Os comentários de Hegseth em uma reunião do Pentágono foram extraordinários, uma vez que a defesa coletiva está no centro da aliança da Otan, que foi formada em 1949 com o objetivo principal de combater o risco de um ataque soviético ao território aliado.
Qualquer sinal dos Estados Unidos de que talvez não estejam dispostos a defender os aliados da Otan em caso de ataque da Rússia ou de outro adversário poderia enfraquecer seriamente a aliança, mesmo que Trump opte por não se retirar totalmente dela, algo que pode exigir o consentimento do Congresso.
Perguntado pela Reuters em uma coletiva de imprensa se os Estados Unidos ainda estão comprometidos com a defesa coletiva da Otan, Hegseth disse: "No que diz respeito à Otan, essa é uma decisão que caberá ao presidente. Mas eu diria apenas que muita coisa foi revelada".
Em aparente referência às tensões com os aliados da Otan França, Itália, Espanha e Reino Unido, Hegseth disse que "quando pedimos assistência adicional ou simples acesso, base e sobrevoo, recebemos perguntas, bloqueios ou hesitações".
"Você não tem uma grande aliança se tiver países que não estão dispostos a ficar ao seu lado quando você precisa deles. (Trump está) simplesmente apontando isso e, no final das contas, será ele quem decidirá como isso será feito", disse Hegseth.
Há muito tempo, os especialistas alertam que as falas que sugerem que os Estados Unidos podem não honrar seus compromissos com a Otan podem incentivar a Rússia a testar a prontidão dos membros da Otan para fazer cumprir o Artigo 5 da aliança, que estabelece que um ataque armado contra um Estado membro é um ataque a todos.
A guerra contra o Irã exacerbou as tensões entre os Estados Unidos e a Europa, que aumentaram desde o início do segundo mandato de Trump, no ano passado, em relação a tudo, desde a revisão de Trump de sua relação comercial de US$2 trilhões até suas exigências de posse da Groenlândia, um território autônomo da Dinamarca, integrante da Otan.

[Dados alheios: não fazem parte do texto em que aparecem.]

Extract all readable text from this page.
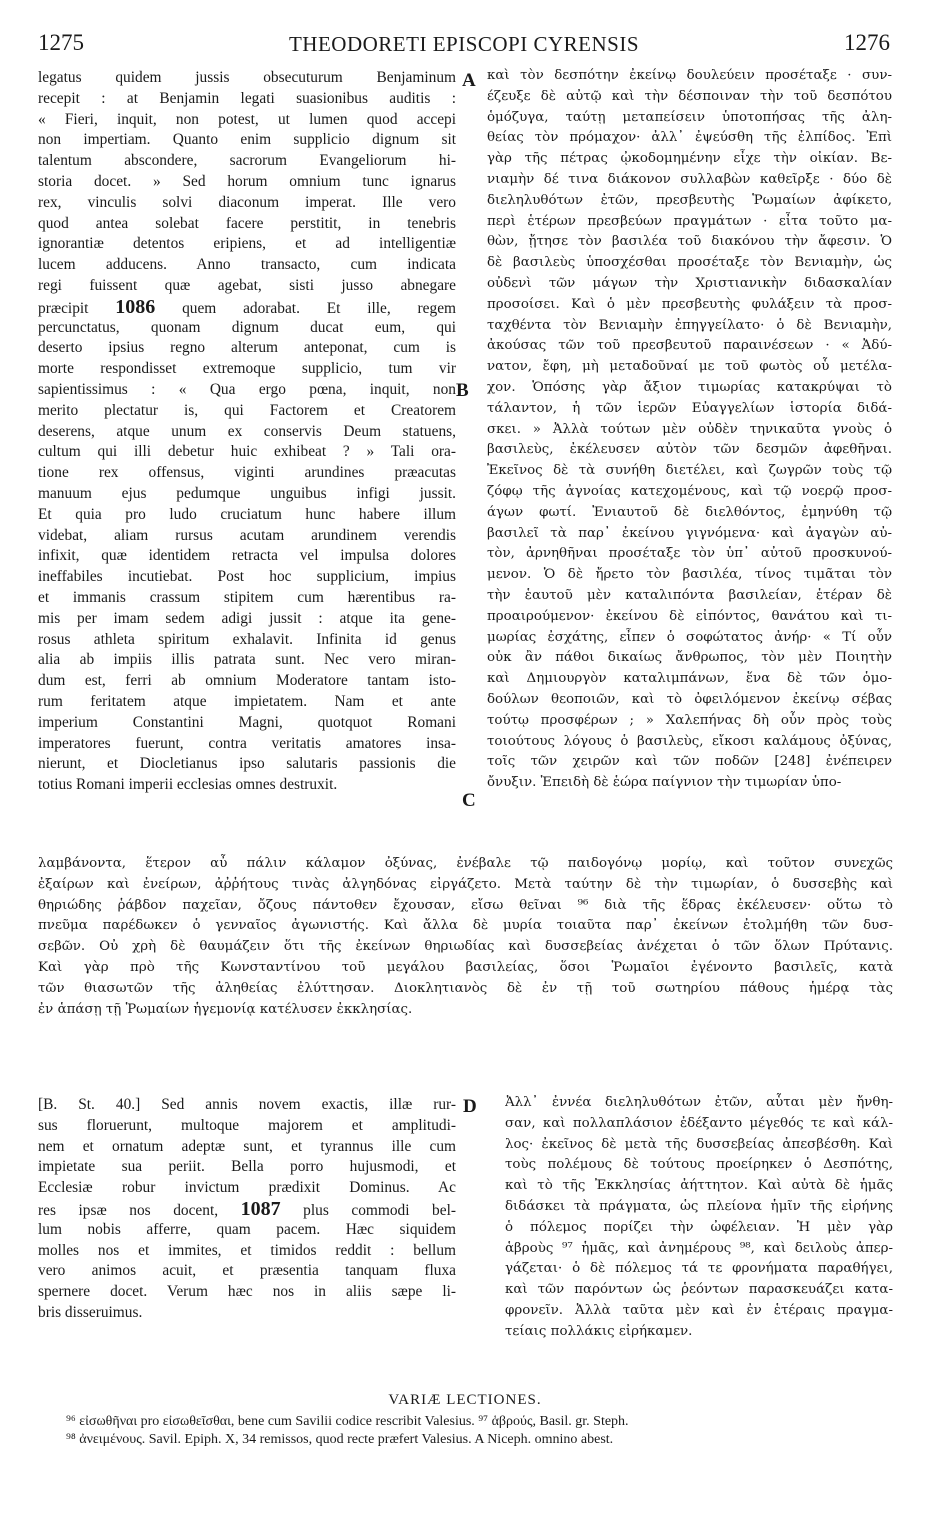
1275	THEODORETI EPISCOPI CYRENSIS	1276
legatus quidem jussis obsecuturum Benjaminum
recepit : at Benjamin legati suasionibus auditis :
« Fieri, inquit, non potest, ut lumen quod accepi
non impertiam. Quanto enim supplicio dignum sit
talentum abscondere, sacrorum Evangeliorum hi-
storia docet. » Sed horum omnium tunc ignarus
rex, vinculis solvi diaconum imperat. Ille vero
quod antea solebat facere perstitit, in tenebris
ignorantiæ detentos eripiens, et ad intelligentiæ
lucem adducens. Anno transacto, cum indicata
regi fuissent quæ agebat, sisti jusso abnegare
præcipit 1086 quem adorabat. Et ille, regem
percunctatus, quonam dignum ducat eum, qui
deserto ipsius regno alterum anteponat, cum is
morte respondisset extremoque supplicio, tum vir
sapientissimus : « Qua ergo pœna, inquit, non
merito plectatur is, qui Factorem et Creatorem
deserens, atque unum ex conservis Deum statuens,
cultum qui illi debetur huic exhibeat ? » Tali ora-
tione rex offensus, viginti arundines præacutas
manuum ejus pedumque unguibus infigi jussit.
Et quia pro ludo cruciatum hunc habere illum
videbat, aliam rursus acutam arundinem verendis
infixit, quæ identidem retracta vel impulsa dolores
ineffabiles incutiebat. Post hoc supplicium, impius
et immanis crassum stipitem cum hærentibus ra-
mis per imam sedem adigi jussit : atque ita gene-
rosus athleta spiritum exhalavit. Infinita id genus
alia ab impiis illis patrata sunt. Nec vero miran-
dum est, ferri ab omnium Moderatore tantam isto-
rum feritatem atque impietatem. Nam et ante
imperium Constantini Magni, quotquot Romani
imperatores fuerunt, contra veritatis amatores insa-
nierunt, et Diocletianus ipso salutaris passionis die
totius Romani imperii ecclesias omnes destruxit.
καὶ τὸν δεσπότην ἐκείνῳ δουλεύειν προσέταξε · συν-
έζευξε δὲ αὐτῷ καὶ τὴν δέσποιναν τὴν τοῦ δεσπότου
ὁμόζυγα, ταύτῃ μεταπείσειν ὑποτοπήσας τῆς ἀλη-
θείας τὸν πρόμαχον· ἀλλ᾽ ἐψεύσθη τῆς ἐλπίδος. Ἐπὶ
γὰρ τῆς πέτρας ᾠκοδομημένην εἶχε τὴν οἰκίαν. Βε-
νιαμὴν δέ τινα διάκονον συλλαβὼν καθεῖρξε · δύο δὲ
διεληλυθότων ἐτῶν, πρεσβευτὴς Ῥωμαίων ἀφίκετο,
περὶ ἑτέρων πρεσβεύων πραγμάτων · εἶτα τοῦτο μα-
θὼν, ᾔτησε τὸν βασιλέα τοῦ διακόνου τὴν ἄφεσιν. Ὁ
δὲ βασιλεὺς ὑποσχέσθαι προσέταξε τὸν Βενιαμὴν, ὡς
οὐδενὶ τῶν μάγων τὴν Χριστιανικὴν διδασκαλίαν
προσοίσει. Καὶ ὁ μὲν πρεσβευτὴς φυλάξειν τὰ προσ-
ταχθέντα τὸν Βενιαμὴν ἐπηγγείλατο· ὁ δὲ Βενιαμὴν,
ἀκούσας τῶν τοῦ πρεσβευτοῦ παραινέσεων · « Ἀδύ-
νατον, ἔφη, μὴ μεταδοῦναί με τοῦ φωτὸς οὗ μετέλα-
χον. Ὁπόσης γὰρ ἄξιον τιμωρίας κατακρύψαι τὸ
τάλαντον, ἡ τῶν ἱερῶν Εὐαγγελίων ἱστορία διδά-
σκει. » Ἀλλὰ τούτων μὲν οὐδὲν τηνικαῦτα γνοὺς ὁ
βασιλεὺς, ἐκέλευσεν αὐτὸν τῶν δεσμῶν ἀφεθῆναι.
Ἐκεῖνος δὲ τὰ συνήθη διετέλει, καὶ ζωγρῶν τοὺς τῷ
ζόφῳ τῆς ἀγνοίας κατεχομένους, καὶ τῷ νοερῷ προσ-
άγων φωτί. Ἐνιαυτοῦ δὲ διελθόντος, ἐμηνύθη τῷ
βασιλεῖ τὰ παρ᾽ ἐκείνου γιγνόμενα· καὶ ἀγαγὼν αὐ-
τὸν, ἀρνηθῆναι προσέταξε τὸν ὑπ᾽ αὐτοῦ προσκυνού-
μενον. Ὁ δὲ ἤρετο τὸν βασιλέα, τίνος τιμᾶται τὸν
τὴν ἑαυτοῦ μὲν καταλιπόντα βασιλείαν, ἑτέραν δὲ
προαιρούμενον· ἐκείνου δὲ εἰπόντος, θανάτου καὶ τι-
μωρίας ἐσχάτης, εἶπεν ὁ σοφώτατος ἀνήρ· « Τί οὖν
οὐκ ἂν πάθοι δικαίως ἄνθρωπος, τὸν μὲν Ποιητὴν
καὶ Δημιουργὸν καταλιμπάνων, ἕνα δὲ τῶν ὁμο-
δούλων θεοποιῶν, καὶ τὸ ὀφειλόμενον ἐκείνῳ σέβας
τούτῳ προσφέρων ; » Χαλεπήνας δὴ οὖν πρὸς τοὺς
τοιούτους λόγους ὁ βασιλεὺς, εἴκοσι καλάμους ὀξύνας,
τοῖς τῶν χειρῶν καὶ τῶν ποδῶν [248] ἐνέπειρεν
ὄνυξιν. Ἐπειδὴ δὲ ἑώρα παίγνιον τὴν τιμωρίαν ὑπο-
λαμβάνοντα, ἕτερον αὖ πάλιν κάλαμον ὀξύνας, ἐνέβαλε τῷ παιδογόνῳ μορίῳ, καὶ τοῦτον συνεχῶς
ἐξαίρων καὶ ἐνείρων, ἀῤῥήτους τινὰς ἀλγηδόνας εἰργάζετο. Μετὰ ταύτην δὲ τὴν τιμωρίαν, ὁ δυσσεβὴς καὶ
θηριώδης ῥάβδον παχεῖαν, ὄζους πάντοθεν ἔχουσαν, εἴσω θεῖναι ⁹⁶ διὰ τῆς ἕδρας ἐκέλευσεν· οὕτω τὸ
πνεῦμα παρέδωκεν ὁ γενναῖος ἀγωνιστής. Καὶ ἄλλα δὲ μυρία τοιαῦτα παρ᾽ ἐκείνων ἐτολμήθη τῶν δυσ-
σεβῶν. Οὐ χρὴ δὲ θαυμάζειν ὅτι τῆς ἐκείνων θηριωδίας καὶ δυσσεβείας ἀνέχεται ὁ τῶν ὅλων Πρύτανις.
Καὶ γὰρ πρὸ τῆς Κωνσταντίνου τοῦ μεγάλου βασιλείας, ὅσοι Ῥωμαῖοι ἐγένοντο βασιλεῖς, κατὰ
τῶν θιασωτῶν τῆς ἀληθείας ἐλύττησαν. Διοκλητιανὸς δὲ ἐν τῇ τοῦ σωτηρίου πάθους ἡμέρᾳ τὰς
ἐν ἁπάσῃ τῇ Ῥωμαίων ἡγεμονίᾳ κατέλυσεν ἐκκλησίας.
[B. St. 40.] Sed annis novem exactis, illæ rur-
sus floruerunt, multoque majorem et amplitudi-
nem et ornatum adeptæ sunt, et tyrannus ille cum
impietate sua periit. Bella porro hujusmodi, et
Ecclesiæ robur invictum prædixit Dominus. Ac
res ipsæ nos docent, 1087 plus commodi bel-
lum nobis afferre, quam pacem. Hæc siquidem
molles nos et immites, et timidos reddit : bellum
vero animos acuit, et præsentia tanquam fluxa
spernere docet. Verum hæc nos in aliis sæpe li-
bris disseruimus.
Ἀλλ᾽ ἐννέα διεληλυθότων ἐτῶν, αὗται μὲν ἤνθη-
σαν, καὶ πολλαπλάσιον ἐδέξαντο μέγεθός τε καὶ κάλ-
λος· ἐκεῖνος δὲ μετὰ τῆς δυσσεβείας ἀπεσβέσθη. Καὶ
τοὺς πολέμους δὲ τούτους προείρηκεν ὁ Δεσπότης,
καὶ τὸ τῆς Ἐκκλησίας ἀήττητον. Καὶ αὐτὰ δὲ ἡμᾶς
διδάσκει τὰ πράγματα, ὡς πλείονα ἡμῖν τῆς εἰρήνης
ὁ πόλεμος πορίζει τὴν ὠφέλειαν. Ἡ μὲν γὰρ
ἁβροὺς ⁹⁷ ἡμᾶς, καὶ ἀνημέρους ⁹⁸, καὶ δειλοὺς ἀπερ-
γάζεται· ὁ δὲ πόλεμος τά τε φρονήματα παραθήγει,
καὶ τῶν παρόντων ὡς ῥεόντων παρασκευάζει κατα-
φρονεῖν. Ἀλλὰ ταῦτα μὲν καὶ ἐν ἑτέραις πραγμα-
τείαις πολλάκις εἰρήκαμεν.
A
B
C
D
VARIÆ LECTIONES.
⁹⁶ εἰσωθῆναι pro εἰσωθεῖσθαι, bene cum Savilii codice rescribit Valesius. ⁹⁷ ἁβρούς, Basil. gr. Steph.
⁹⁸ ἀνειμένους. Savil. Epiph. X, 34 remissos, quod recte præfert Valesius. A Niceph. omnino abest.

A Europa também está observando com nervosismo os esforços de Trump para intermediar o fim da guerra entre a Rússia e a Ucrânia, com algumas autoridades europeias de alto escalão preocupadas com o fato de Trump parecer apoiar um acordo em favor de Moscou.
A França se recusou a permitir que Israel usasse seu espaço aéreo para um voo de reabastecimento que transportava armas norte-americanas usadas na guerra contra o Irã, e a Itália negou permissão para que aeronaves militares dos EUA pousassem na base aérea de Sigonella, na Sicília, antes de seguir para o Oriente Médio, disseram fontes à Reuters. A Espanha disse publicamente na segunda-feira que havia fechado seu espaço aéreo para aviões norte-americanos envolvidos em ataques ao Irã.
Trump também criticou repetidamente o Reino Unido, o aliado europeu mais próximo dos Estados Unidos, por não ter se juntado aos Estados Unidos quando eles iniciaram a guerra. Nesta terça-feira, ele destacou o Reino Unido em uma publicação nas redes sociais, onde disse que a segurança do Estreito de Ormuz, agora bloqueado pelo Irã, seria deixada para os países que precisavam do petróleo do Oriente Médio.
"Vocês terão que começar a aprender a lutar por si mesmos, os EUA não estarão mais lá para ajudá-los, assim como vocês não estavam lá para nós. O Irã foi, essencialmente, dizimado. A parte difícil já passou. Vá buscar seu próprio petróleo!"